I can't respond to your specific concerns, but I wanted to say congratulations. I also wanted to say that birth plans don't always go the way you plan so be open to the unexpected. I didn't have a lot of specific plans for my birth, but I ended up having a c-section with my first. Best of luck with your experience.
 
Not only did it not bother me, it was the first time in my life I felt appreciation and love for my body. Realizing how miraculous and powerful we women are brought healing to many parts of my damaged spirit that I never knew I had.

Trust yourself. You will be able to handle anything that comes up. For many of us, the birth of our babies makes all the creeps in our past become completely insignificant in the wonder that is childbirth.
 
I'm sorry to be the one with the negative story.

My birth was horrible and I would not have had any more children if I could not have guarenteed a c-section. I wish someone had supported me with my unspoken wish for a c-section for my first child. I went along with the standard thinking that natural is best, but it wasn't for me.

I now know that I have PTSD type issues, and I know more about how they work (and I have a T )....I wonder if things would have been different if I had known this then.

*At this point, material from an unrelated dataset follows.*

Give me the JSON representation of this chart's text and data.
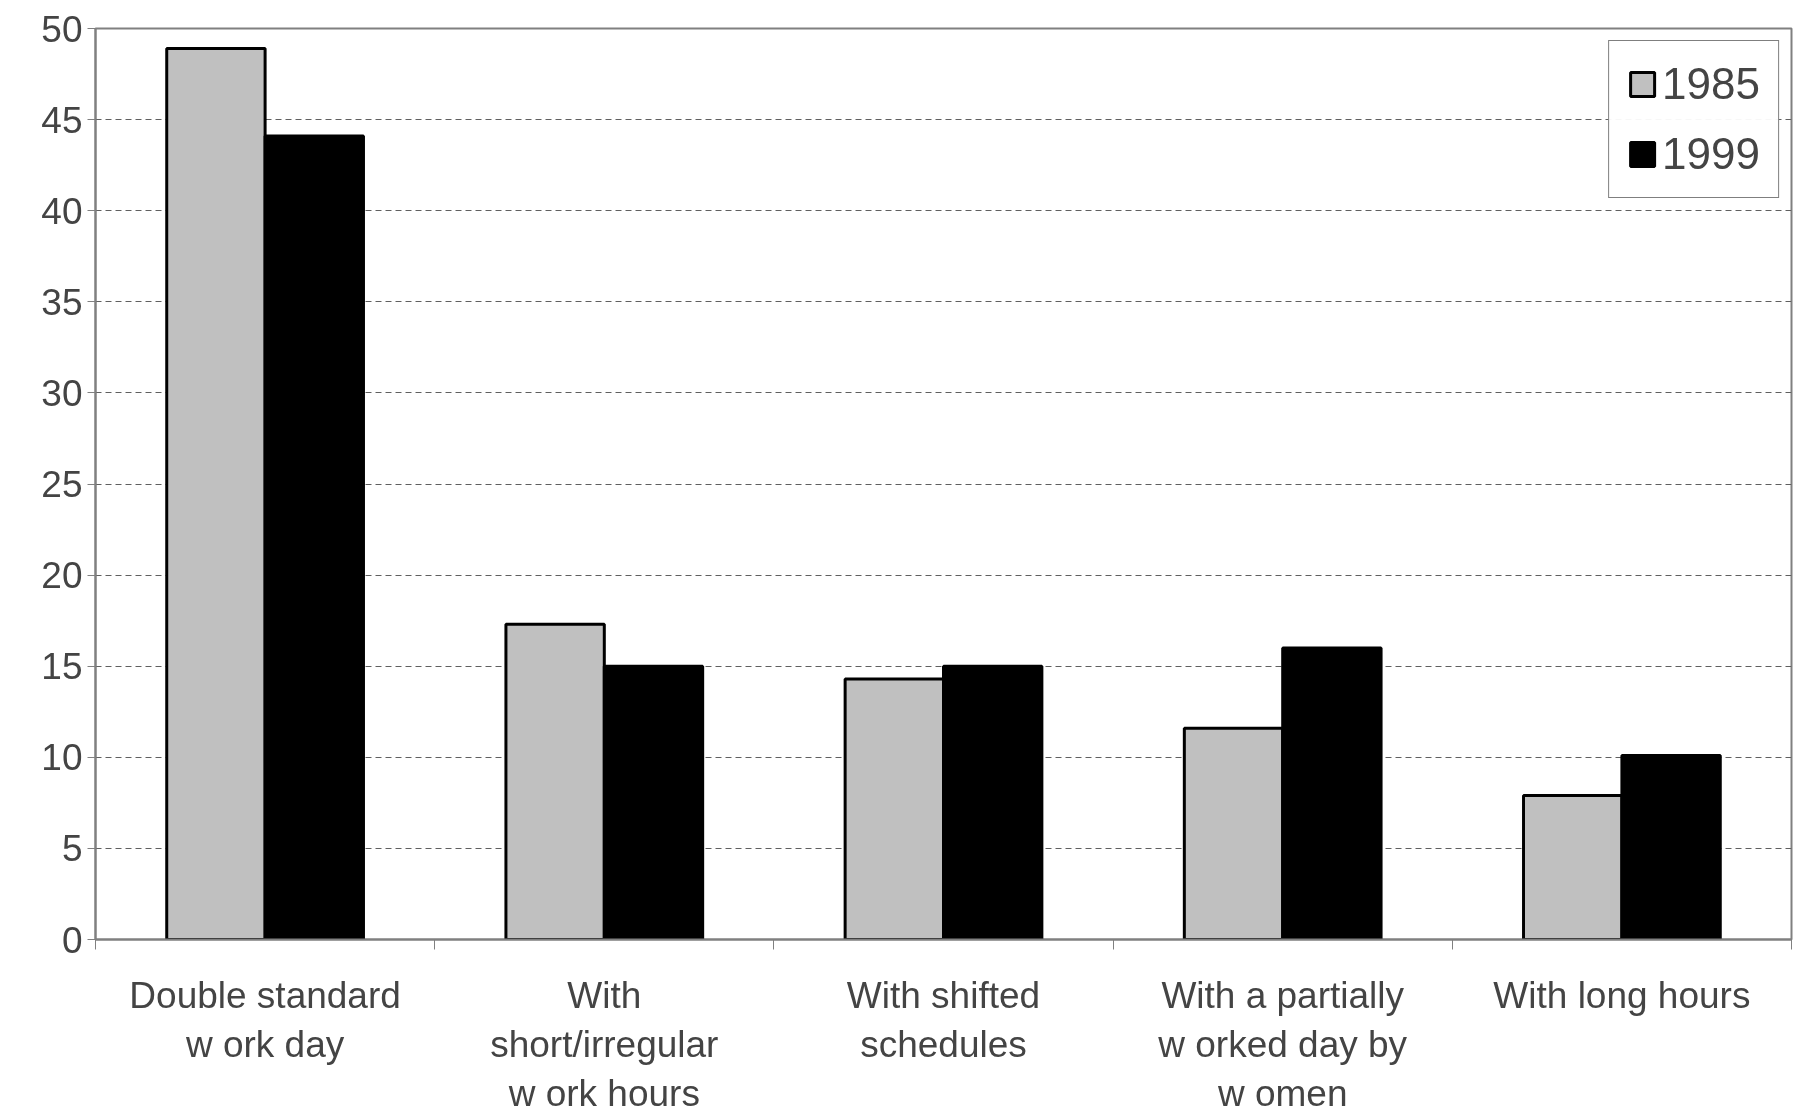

I went into a freeze response during labour, no one noticed (my body still pushed) and after I had no words or way to explain it to anyone. It was only in reading this post now that I realize that this is the label for that part of what happened.

If you would like more detail, please feel free to ask.

From the posts here it seems that I am in the minority, so please feel free to ignore my story.
 
My first birth was very hard and the doctors and hospital staffing were poor, and I tore a lot and I needed reconstructive surgery and a forceps birth.

So, my response wasn't about whether or not the birth experience was difficult, but that my sexual abuse did not cause any additional issues. It didn't seem to even be a part of the experiences.